Furthermore, when the auxiliary switch 9 detects the end of the tilt stroke of the load support member in the tilt back direction, it prevents the electromagnetic switching valve 7 from switching to the drain position. Since the electromagnetic switching valve 7 switches to the drain position and does not operate even when the relief pressure reaches the set value, there is no problem in cargo handling operations.

That is, when the load is less than the allowable load condition, the load supporting members 2 and 4 can be operated to the end of the tilting stroke by the tilt cylinder 5 and held at that position.

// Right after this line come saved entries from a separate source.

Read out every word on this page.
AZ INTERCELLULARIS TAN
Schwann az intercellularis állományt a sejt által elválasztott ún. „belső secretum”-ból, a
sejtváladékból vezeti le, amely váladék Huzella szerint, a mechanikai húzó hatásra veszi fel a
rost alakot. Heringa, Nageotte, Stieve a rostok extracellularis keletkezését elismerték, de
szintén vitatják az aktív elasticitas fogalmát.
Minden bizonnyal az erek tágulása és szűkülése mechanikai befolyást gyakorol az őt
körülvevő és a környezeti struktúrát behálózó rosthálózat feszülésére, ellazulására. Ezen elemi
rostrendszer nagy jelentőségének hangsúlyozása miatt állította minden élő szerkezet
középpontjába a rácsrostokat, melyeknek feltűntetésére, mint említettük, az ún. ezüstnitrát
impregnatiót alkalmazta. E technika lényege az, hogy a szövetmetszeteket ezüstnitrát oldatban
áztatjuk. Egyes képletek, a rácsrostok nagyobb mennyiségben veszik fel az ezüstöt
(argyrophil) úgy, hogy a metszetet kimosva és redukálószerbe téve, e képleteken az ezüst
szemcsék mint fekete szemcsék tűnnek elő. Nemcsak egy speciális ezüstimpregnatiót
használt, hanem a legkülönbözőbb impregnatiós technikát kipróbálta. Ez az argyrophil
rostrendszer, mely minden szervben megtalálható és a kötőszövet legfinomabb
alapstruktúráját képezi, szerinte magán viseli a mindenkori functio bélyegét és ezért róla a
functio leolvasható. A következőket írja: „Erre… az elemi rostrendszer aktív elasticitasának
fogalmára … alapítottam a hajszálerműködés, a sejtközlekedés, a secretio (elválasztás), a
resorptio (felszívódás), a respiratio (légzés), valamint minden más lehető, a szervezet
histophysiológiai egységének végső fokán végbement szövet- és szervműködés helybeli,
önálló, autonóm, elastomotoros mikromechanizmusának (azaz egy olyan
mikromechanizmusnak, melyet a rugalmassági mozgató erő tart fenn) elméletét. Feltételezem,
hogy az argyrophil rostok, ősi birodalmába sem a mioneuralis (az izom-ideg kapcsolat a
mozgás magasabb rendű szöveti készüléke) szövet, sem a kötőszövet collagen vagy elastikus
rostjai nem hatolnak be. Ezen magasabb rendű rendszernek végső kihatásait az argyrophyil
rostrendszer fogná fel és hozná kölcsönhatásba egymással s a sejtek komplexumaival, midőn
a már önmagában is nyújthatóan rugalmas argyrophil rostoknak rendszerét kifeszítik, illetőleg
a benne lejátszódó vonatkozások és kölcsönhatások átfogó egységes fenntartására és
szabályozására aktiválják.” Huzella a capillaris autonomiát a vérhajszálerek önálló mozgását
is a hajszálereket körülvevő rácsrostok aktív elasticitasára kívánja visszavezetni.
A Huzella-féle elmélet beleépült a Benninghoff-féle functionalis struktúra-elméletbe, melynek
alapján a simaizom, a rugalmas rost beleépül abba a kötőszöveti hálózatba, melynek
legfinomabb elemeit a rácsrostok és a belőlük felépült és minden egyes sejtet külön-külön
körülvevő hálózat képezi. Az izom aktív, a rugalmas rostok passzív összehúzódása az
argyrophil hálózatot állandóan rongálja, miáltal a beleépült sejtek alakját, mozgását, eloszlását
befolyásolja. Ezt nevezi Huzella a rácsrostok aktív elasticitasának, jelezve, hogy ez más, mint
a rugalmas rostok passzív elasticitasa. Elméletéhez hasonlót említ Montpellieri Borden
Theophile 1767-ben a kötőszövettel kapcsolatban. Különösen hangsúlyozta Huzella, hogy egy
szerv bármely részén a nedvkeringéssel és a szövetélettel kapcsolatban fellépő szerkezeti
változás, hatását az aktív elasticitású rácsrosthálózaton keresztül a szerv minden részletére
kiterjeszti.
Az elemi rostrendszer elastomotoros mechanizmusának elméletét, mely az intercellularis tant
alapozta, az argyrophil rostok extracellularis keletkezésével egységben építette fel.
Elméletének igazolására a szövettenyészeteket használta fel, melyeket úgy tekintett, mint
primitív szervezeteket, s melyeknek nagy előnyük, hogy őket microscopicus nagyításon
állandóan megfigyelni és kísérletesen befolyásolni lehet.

[Brief explanation of the drawing]

FIG. 1 is an explanatory diagram of a conventional example, FIGS. 2 and 3 are explanatory diagrams showing different embodiments of the present invention, and FIGS.
The figure is a table showing the relationship between allowable load conditions and allowable loads. 1 is a vehicle body, 2 and 4 are cargo support members, 5 is a tilt cylinder, 6 is a pump, 7 is an electromagnetic switching valve, 7a is a solenoid, 8 is a tilt operation valve, and 10 is a switch.

Claims (1)

[Claims] 1. A cargo support member is mounted on the vehicle body 1 so as to be tiltable and tiltable by a tilt cylinder 5, and between the tilt cylinder 5 and the pump 6, the discharge fluid of the pump 6 is placed in the tilt side chamber 5a of the tilt cylinder 5 and the tilt side chamber 5b of the tilt cylinder 5. In the cargo handling vehicle equipped with a tilt operation valve 8 that supplies the tilt cylinder 5
switch ₁₀ connected to the tilt holding circuit of
The switch 10 is provided in the excitation circuit of the solenoid 7a of the electromagnetic switching valve 7 provided between the tilt operation valve 8 and the pump 6, and when an overload exceeding the allowable load condition acts, the electromagnetic switching valve 7 An auxiliary switch configured to switch from a communication position where fluid discharged from the pump 6 is supplied to the tilt operation valve 8 to a drain position where fluid discharged from the pump 6 is supplied to a drain, and further configured to detect the end of the tilting stroke of the load supporting member in the tilt back direction. 9, and is configured to prevent switching of the electromagnetic switching valve 7 to the drain position by a detection signal from the auxiliary switch 9.